Gantz confirmed a report that Netanyahu had offered him in the past to become defense minister or ambassador to the US but he decided to enter politics on his own instead.
He hinted that he intends to serve as opposition leader if Netanyahu forms the next government. Asked if he would quit politics if he lost, Gantz said: “I will win. I offered my services to Israeli society for the next decade, and I’m going to keep my promise to win and to be effective.”

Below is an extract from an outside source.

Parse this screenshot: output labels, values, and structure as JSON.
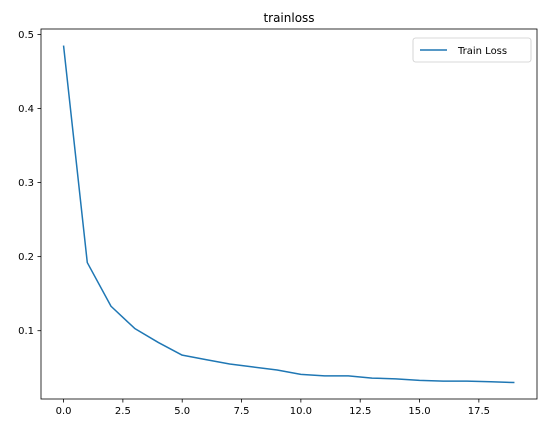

Regarding his deal with Blue and White’s No. 2 candidate Yair Lapid on a rotation in the Prime Minister’s Office, Gantz said: “I can give you a three-minute lecture on why we will receive more votes if we keep the rotation and lose more votes if we give it up. But we toasted for blessings and luck when we made our agreement, and we are going to keep it.”
He said his goal was for Blue and White to become the biggest party and be appointed by President Reuven Rivlin to form the next government. His preferred top coalition partner is the Likud, post-Netanyahu.
“It is more than likely that Netanyahu will be indicted,” he said. “The Likud is about to enter a new era. I don’t think Netanyahu helps Likud that much. He spreads fear. Like a pine tree, he does not let anything grow under him.”
When building a coalition, Gantz said he would differentiate between Otzma Yehudit in the Union of Right-Wing Parties, which he would not let join, and Zehut, even though he disagreed with some of chairman Moshe Feiglin’s views.
“Feiglin is liberal in some aspects, and he is radical in others,” he said. “I cannot buy into radicalism. I can buy into liberalism. He can’t get anywhere with any of his radical ideas.”
Among Gantz’s first steps as prime minister, he said, would be to restore deterrence against Hamas in the Gaza Strip. He said he would not give Hamas “protection money” but instead work with international organizations while ensuring oversight.
After that, he said, Israel should start diplomatic activities with Arab countries, pressing Hamas and the PA to improve Gaza’s infrastructure. He said there should be more workers coming into Israel from Gaza with severe security considerations and checkups “so they wont be desperate and we can promote hope.”
Asked what happens when the sick and elderly Palestinian Authority leader Mahmoud Abbas dies, Gantz said he would work with his replacement.
“Graveyards are full of people who couldn’t be replaced,” he said. “The Palestinians have to take their future into their hands. I will lead the Jewish-democratic country to a bright future alongside whoever they come up with. There will be a prime minister after Netanyahu, and you have him in front of you. There will be someone else in the PA after Abbas, and we will move on.”
Gantz revealed that when he was a defense attache in Washington, he rode motorcycles all over the US.